Dealing in stolen Torah scrolls has become big business; many are stolen each year, and then sold for tens of thousands of dollars. Since the scrolls bear no readily apparent identifying marks — an individual Torah can rarely be identified by the untrained eye — an international Torah registry program (universaltorahregistry.org), developed by the Jewish Community Relations Council here, keeps a computerized databank of thousands of scrolls that feature a code of microperforations invisible to the naked eye.

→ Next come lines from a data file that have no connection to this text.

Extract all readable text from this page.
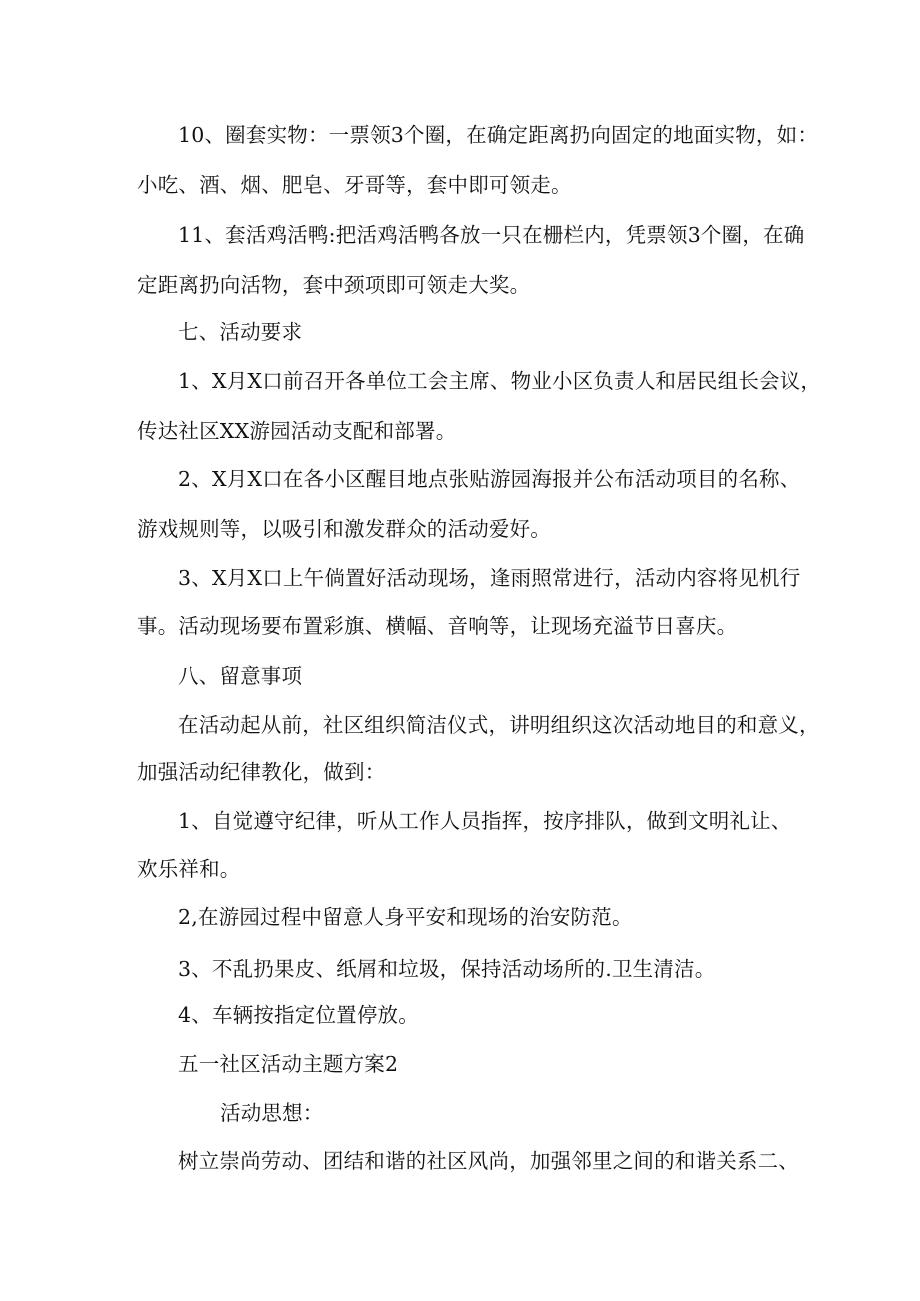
10、圈套实物：一票领3个圈，在确定距离扔向固定的地面实物，如：
小吃、酒、烟、肥皂、牙哥等，套中即可领走。
11、套活鸡活鸭:把活鸡活鸭各放一只在栅栏内，凭票领3个圈，在确
定距离扔向活物，套中颈项即可领走大奖。
七、活动要求
1、X月X口前召开各单位工会主席、物业小区负责人和居民组长会议，
传达社区XX游园活动支配和部署。
2、X月X口在各小区醒目地点张贴游园海报并公布活动项目的名称、
游戏规则等，以吸引和激发群众的活动爱好。
3、X月X口上午倘置好活动现场，逢雨照常进行，活动内容将见机行
事。活动现场要布置彩旗、横幅、音响等，让现场充溢节日喜庆。
八、留意事项
在活动起从前，社区组织简洁仪式，讲明组织这次活动地目的和意义，
加强活动纪律教化，做到：
1、自觉遵守纪律，听从工作人员指挥，按序排队，做到文明礼让、
欢乐祥和。
2,在游园过程中留意人身平安和现场的治安防范。
3、不乱扔果皮、纸屑和垃圾，保持活动场所的.卫生清洁。
4、车辆按指定位置停放。
五一社区活动主题方案2
活动思想：
树立崇尚劳动、团结和谐的社区风尚，加强邻里之间的和谐关系二、
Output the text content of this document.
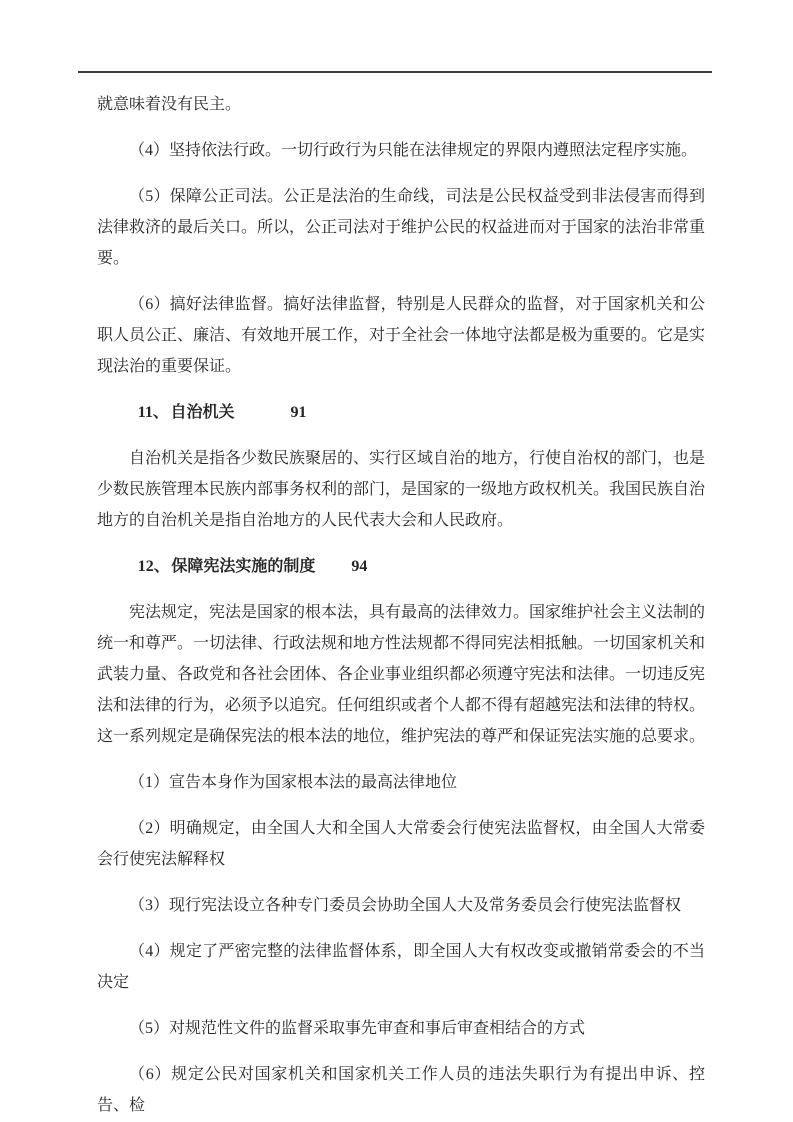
就意味着没有民主。

（4）坚持依法行政。一切行政行为只能在法律规定的界限内遵照法定程序实施。

（5）保障公正司法。公正是法治的生命线，司法是公民权益受到非法侵害而得到法律救济的最后关口。所以，公正司法对于维护公民的权益进而对于国家的法治非常重要。

（6）搞好法律监督。搞好法律监督，特别是人民群众的监督，对于国家机关和公职人员公正、廉洁、有效地开展工作，对于全社会一体地守法都是极为重要的。它是实现法治的重要保证。

11、自治机关	91

自治机关是指各少数民族聚居的、实行区域自治的地方，行使自治权的部门，也是少数民族管理本民族内部事务权利的部门，是国家的一级地方政权机关。我国民族自治地方的自治机关是指自治地方的人民代表大会和人民政府。

12、保障宪法实施的制度 94

宪法规定，宪法是国家的根本法，具有最高的法律效力。国家维护社会主义法制的统一和尊严。一切法律、行政法规和地方性法规都不得同宪法相抵触。一切国家机关和武装力量、各政党和各社会团体、各企业事业组织都必须遵守宪法和法律。一切违反宪法和法律的行为，必须予以追究。任何组织或者个人都不得有超越宪法和法律的特权。这一系列规定是确保宪法的根本法的地位，维护宪法的尊严和保证宪法实施的总要求。

（1）宣告本身作为国家根本法的最高法律地位

（2）明确规定，由全国人大和全国人大常委会行使宪法监督权，由全国人大常委会行使宪法解释权

（3）现行宪法设立各种专门委员会协助全国人大及常务委员会行使宪法监督权

（4）规定了严密完整的法律监督体系，即全国人大有权改变或撤销常委会的不当决定

（5）对规范性文件的监督采取事先审查和事后审查相结合的方式

（6）规定公民对国家机关和国家机关工作人员的违法失职行为有提出申诉、控告、检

The registry of “close to 10,000” scrolls “gives Torah owners the ability to put halachically approved IDs on Torahs,” said David Pollock, associate executive director of JCRC, who coordinated the development of the registry’s innovative technology. “Because we were founded in 1982, our registration records now span generations. Several times a month owners contact the UTR for help in establishing the provenance of their Torah, and our records often can help to settle disputes.”
The German scroll, which has an uncertain past, has a more certain future, as the second sefer Torah in the International Synagogue. The arc of its history will continue in the synagogue’s ark, and will be welcomed in a formal ceremony “as soon as we can,” said Rabbi Ari Korenblitt, the synagogue’s chaplain.
In the meantime, in the days after Kristallnacht, two bar mitzvah boys will hold the scroll in their hands and read from its sacred words, the same words that boys their age read in past decades, in past centuries.
“We are giving life to the scroll,” said Rabbi Herrnson, who serves as chaplain at Mercy Medical Center in Rockville Center, L.I., who researched the scroll’s history and coordinated the restoration effort, which has the support of the Holocaust Memorial & Tolerance Center of Long Island. “We are giving voice to those who died.”